Obydwie drużyny łączy jedno - zmieniły niedawno trenerów. W PGE Turowie Mathiasa Fischera zastąpił jego dotychczasowy asystent Michael Claxton, natomiast w AZS pojawiła się zupełnie nowa postać - Serb Dragan Nikolić. Debiuty zakończyły się jednak inaczej - zgorzelczanie musieli uznać wyższość MKS Dąbrowa Górnicza, natomiast koszalinianie sprawili sporą niespodziankę i wygrali na wyjeździe z Rosą Radom.
Tego zwycięstwa AZS nie byłoby bez Qyntela Woodsa. Amerykanin rozegrał najlepszy mecz w tym sezonie Polskiej Ligi Koszykówki - zdobył 20 punktów, 5 zbiórek i 4 przechwyty. 36-letni zawodnik, który był w przeszłości gwiazdą euroligowego Asseco Prokomu, jest w coraz lepszej formie i udowadnia, że ciągle ma ogromne możliwości ofensywne.
W Koszalinie świetnie radzi sobie również Modestas Kumpys.

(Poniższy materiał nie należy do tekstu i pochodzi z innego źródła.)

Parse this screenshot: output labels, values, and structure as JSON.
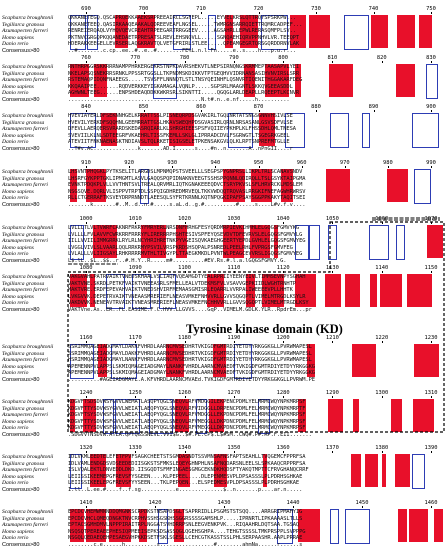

Litwin przed sezonem był tylko testowany, ale teraz pokazuje, że warto było dać mu szansę. Jego efektowne wsady często można oglądać w zestawieniach TOP 10 tygodnia. Ze średnią 13,5 punktu na mecz jest najlepszym strzelcem ekipy.
W PGE Turowie zmienił się również rozgrywający. Już wcześniej kontuzji doznał Myles Mack, a niedawno drużynę opuścił Francis Han. Teraz za konstruowanie akcji będzie odpowiedzialny Roderick Camphor. Amerykanin obecny sezon rozpoczął w Belgii, ale oferta zgorzeleckiego klubu okazała się dla niego atrakcyjniejsza. W debiucie zanotował siedem punktów i cztery asysty.
Cameron Ayers, Stefan Balmazović i Brad Waldow - to właśnie od tych trzech zawodników zależy najwięcej w drużynie z przygranicznego miasta. Dwaj pierwsi są świetni w rzutach z dystansu i potrafią zdobywać w ten sposób punkty seryjnie. Waldow z kolei może nie rozpoczął tego sezonu najlepiej, ale teraz z meczu na mecz zaskakuje swoją grą, stając się głównym podkoszowym PGE Turowa.
Która drużyna lepiej wykorzysta swoje atuty? Czy Qyntel Woods znowu błyśnie formą? A może lepszy okaże się Cameron Ayers? Transmisja w Polsacie Sport i IPLA.tv w niedzielę od godz. 12.30.